On her ninth voyage she ran out of luck when on 21 November 1863 in the morning she was sighted by the USA Army Transport FULTON, she was transporting troops from Hilton Head to New York City, she immediately gave chase, later joined by the gunboat GRAND GULF, after a chase of two and a half hours under constant shelling of the two Federal ships the BANSHEE was forced to surrender.
A prize crew was put on board and the BANSHEE was towed north.

12 March 1864 she was purchased from the New York Prize Court by the U.S. Navy and fitted out as a gunboat.
Armament 1 – 100pdr., 2 – 30pdrs. guns.
14 June 1864 Acting Volunteer Lieutenant W.H. Garfield was ordered to take command of the BANSHEE and to proceed to Wilmington, N.C. for duty with the North Atlantic Blockading Squadron.
The BANSHEE served with the North Atlantic Blockading Squadron until 3 January 1865
Taking part in the attack on Fort Fisher on 24 December 1864.
16 January 1865 she joined the Potomac Flotilla.
30 November 1865 sold by the navy for merchant use in New York.
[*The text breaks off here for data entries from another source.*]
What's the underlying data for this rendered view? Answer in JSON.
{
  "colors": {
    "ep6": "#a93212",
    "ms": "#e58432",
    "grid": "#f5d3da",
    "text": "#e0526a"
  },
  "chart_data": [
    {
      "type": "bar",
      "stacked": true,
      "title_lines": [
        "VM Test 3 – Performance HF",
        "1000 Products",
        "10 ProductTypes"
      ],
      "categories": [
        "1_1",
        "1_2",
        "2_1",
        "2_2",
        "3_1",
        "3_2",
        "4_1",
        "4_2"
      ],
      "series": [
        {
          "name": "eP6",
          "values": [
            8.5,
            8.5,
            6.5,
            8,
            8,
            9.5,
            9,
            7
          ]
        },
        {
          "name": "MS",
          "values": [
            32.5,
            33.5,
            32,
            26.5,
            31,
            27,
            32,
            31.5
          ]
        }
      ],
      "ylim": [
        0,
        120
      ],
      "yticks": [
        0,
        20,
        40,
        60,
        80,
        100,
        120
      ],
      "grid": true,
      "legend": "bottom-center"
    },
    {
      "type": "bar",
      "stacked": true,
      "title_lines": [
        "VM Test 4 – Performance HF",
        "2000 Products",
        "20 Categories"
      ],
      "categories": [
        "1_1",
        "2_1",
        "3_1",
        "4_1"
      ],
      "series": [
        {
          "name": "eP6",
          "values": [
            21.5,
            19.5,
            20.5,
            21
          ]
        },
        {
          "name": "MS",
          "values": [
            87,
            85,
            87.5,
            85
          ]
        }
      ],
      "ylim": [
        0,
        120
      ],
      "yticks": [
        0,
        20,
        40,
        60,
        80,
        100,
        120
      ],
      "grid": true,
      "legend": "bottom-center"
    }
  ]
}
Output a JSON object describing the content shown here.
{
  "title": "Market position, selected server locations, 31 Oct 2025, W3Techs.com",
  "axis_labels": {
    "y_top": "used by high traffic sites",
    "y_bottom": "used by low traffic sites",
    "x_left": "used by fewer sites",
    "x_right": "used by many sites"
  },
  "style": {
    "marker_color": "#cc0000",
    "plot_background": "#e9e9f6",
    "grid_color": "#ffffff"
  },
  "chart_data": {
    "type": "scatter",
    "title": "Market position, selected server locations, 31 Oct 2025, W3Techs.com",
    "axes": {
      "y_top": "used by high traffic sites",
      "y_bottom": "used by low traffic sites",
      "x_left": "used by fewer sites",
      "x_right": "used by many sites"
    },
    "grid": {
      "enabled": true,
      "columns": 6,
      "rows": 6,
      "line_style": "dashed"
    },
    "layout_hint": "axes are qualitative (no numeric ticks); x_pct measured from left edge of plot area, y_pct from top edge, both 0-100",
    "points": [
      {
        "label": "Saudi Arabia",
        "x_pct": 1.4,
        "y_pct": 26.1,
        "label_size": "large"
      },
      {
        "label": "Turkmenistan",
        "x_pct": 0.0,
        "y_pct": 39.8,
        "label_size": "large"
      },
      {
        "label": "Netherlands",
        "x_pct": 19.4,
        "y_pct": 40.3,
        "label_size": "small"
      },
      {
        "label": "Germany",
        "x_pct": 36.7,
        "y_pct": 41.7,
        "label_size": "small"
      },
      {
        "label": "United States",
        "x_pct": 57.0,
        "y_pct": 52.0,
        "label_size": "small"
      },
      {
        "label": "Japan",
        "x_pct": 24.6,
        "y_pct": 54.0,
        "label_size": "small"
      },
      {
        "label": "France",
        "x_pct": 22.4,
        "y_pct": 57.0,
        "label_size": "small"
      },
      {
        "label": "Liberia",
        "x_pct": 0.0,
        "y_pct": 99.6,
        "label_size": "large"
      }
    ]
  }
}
She was renamed J.L.SMALLWOOD, not an owner given, and used in the fruit and cattle transport across the Gulf of Mexico to Cuba.
1867 Sold to N.P Chas Burns and renamed in IRENE, homeport Bahamas.
She was thereafter used in the service to the Bahamas under command of Capt. J.H. Urquhart.
It is believed she survived until 1885, although she may have sunk in a collision in 1868.
1915 Her registration was closed.
Till 1900 under the same name, owners and Captain mentioned in Record of American and Foreign Shipping.

Bahamas 1999 70c sg1171.

Source: Transatlantic Paddle Steamers by H. Philip Spratt. Dictionary of American Fighting Ships.
Lifeline of the Confederacy by Stephen R. Wise.